Why aren’t indexes for FK relationships the default?

If you really don’t want one there should be a hint/pragma to turn it off.

It’s just such a stupid reason for a full table scan.

It's not a "stupid reason". Indexes are not free, you either pay to maintain indexes or you pay for a full table scan at query time. I for one want that control. First of all, tables < millions of rows can fit comfortably into memory and a full table scan can be perfectly fine. The "Index every possible thing" strategy can backfire horribly and cause massive inefficiencies - only to discover half the indexes aren't even getting used. Benchmark first.
Foreign key indexes are pretty cheap. If you have a spot where that’s breaking your architecture, that might be your architecture and not the index.

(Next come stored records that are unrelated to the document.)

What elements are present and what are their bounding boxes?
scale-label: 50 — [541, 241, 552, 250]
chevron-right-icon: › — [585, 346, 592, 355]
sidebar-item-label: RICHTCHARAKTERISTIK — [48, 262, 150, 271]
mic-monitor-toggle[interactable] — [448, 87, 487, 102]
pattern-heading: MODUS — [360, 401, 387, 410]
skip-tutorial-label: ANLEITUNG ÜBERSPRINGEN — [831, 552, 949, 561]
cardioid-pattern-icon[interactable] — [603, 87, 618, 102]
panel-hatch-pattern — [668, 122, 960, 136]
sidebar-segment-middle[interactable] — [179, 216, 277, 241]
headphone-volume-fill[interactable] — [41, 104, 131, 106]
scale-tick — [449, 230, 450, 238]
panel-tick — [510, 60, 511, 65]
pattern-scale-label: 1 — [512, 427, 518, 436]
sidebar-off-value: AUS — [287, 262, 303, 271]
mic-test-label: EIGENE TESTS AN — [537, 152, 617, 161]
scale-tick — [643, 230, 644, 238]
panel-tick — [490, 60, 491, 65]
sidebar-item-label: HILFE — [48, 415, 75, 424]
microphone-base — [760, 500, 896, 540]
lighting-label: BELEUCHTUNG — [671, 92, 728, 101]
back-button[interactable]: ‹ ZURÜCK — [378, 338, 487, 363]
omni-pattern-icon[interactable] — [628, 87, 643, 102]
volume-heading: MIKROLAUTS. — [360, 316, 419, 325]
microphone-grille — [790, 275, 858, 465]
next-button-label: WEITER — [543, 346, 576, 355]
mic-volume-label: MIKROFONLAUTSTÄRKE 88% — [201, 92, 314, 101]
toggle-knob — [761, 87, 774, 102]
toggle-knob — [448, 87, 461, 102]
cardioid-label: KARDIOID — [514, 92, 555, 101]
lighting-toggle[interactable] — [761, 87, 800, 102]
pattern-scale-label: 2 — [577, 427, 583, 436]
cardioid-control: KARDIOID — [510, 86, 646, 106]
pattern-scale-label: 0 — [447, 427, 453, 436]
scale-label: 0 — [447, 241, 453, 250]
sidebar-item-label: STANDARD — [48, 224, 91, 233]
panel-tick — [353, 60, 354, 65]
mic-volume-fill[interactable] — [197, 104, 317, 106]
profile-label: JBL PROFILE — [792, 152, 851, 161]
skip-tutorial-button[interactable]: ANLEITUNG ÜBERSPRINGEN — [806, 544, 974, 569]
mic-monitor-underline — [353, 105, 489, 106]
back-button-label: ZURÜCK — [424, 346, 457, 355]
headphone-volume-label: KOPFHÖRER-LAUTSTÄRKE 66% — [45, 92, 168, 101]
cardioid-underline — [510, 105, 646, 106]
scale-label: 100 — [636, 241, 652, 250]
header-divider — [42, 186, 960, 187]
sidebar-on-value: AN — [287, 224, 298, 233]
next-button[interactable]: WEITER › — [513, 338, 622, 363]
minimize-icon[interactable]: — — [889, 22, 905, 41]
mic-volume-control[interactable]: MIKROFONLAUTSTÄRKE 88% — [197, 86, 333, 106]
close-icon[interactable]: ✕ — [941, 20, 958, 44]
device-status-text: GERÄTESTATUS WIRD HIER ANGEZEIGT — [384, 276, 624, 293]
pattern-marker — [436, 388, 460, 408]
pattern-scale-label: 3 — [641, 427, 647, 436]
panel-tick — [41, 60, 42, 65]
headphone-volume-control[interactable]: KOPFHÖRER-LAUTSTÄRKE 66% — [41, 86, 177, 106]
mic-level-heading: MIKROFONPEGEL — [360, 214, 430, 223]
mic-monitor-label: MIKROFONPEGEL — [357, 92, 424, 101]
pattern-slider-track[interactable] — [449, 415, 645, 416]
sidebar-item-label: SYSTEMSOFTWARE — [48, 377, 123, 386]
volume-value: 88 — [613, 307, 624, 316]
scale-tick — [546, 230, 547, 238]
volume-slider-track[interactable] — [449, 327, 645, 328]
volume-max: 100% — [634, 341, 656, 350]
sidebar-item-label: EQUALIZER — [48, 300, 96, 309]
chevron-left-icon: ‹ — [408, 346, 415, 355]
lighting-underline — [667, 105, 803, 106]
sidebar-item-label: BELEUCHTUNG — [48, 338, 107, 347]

And as I already said, you should be able to opt out.

On Postgres, they are. You'll get an informational message saying the index was automatically generated.

But this is not normal behavior. I think Postgres is the only one that does this.

This is not true. Even OP says so

> ... foreign keys are not indexed by default.

Tom's great. Ask Tom taught me LOADS about Oracle back in the day, and I still have the book you reference.
This is the second edition, above deadlock discussion on page 211.

https://javidhasanov.wordpress.com/wp-content/uploads/2012/0...

Kyte said to search for "expert oracle database architecture pdf" to find these versions.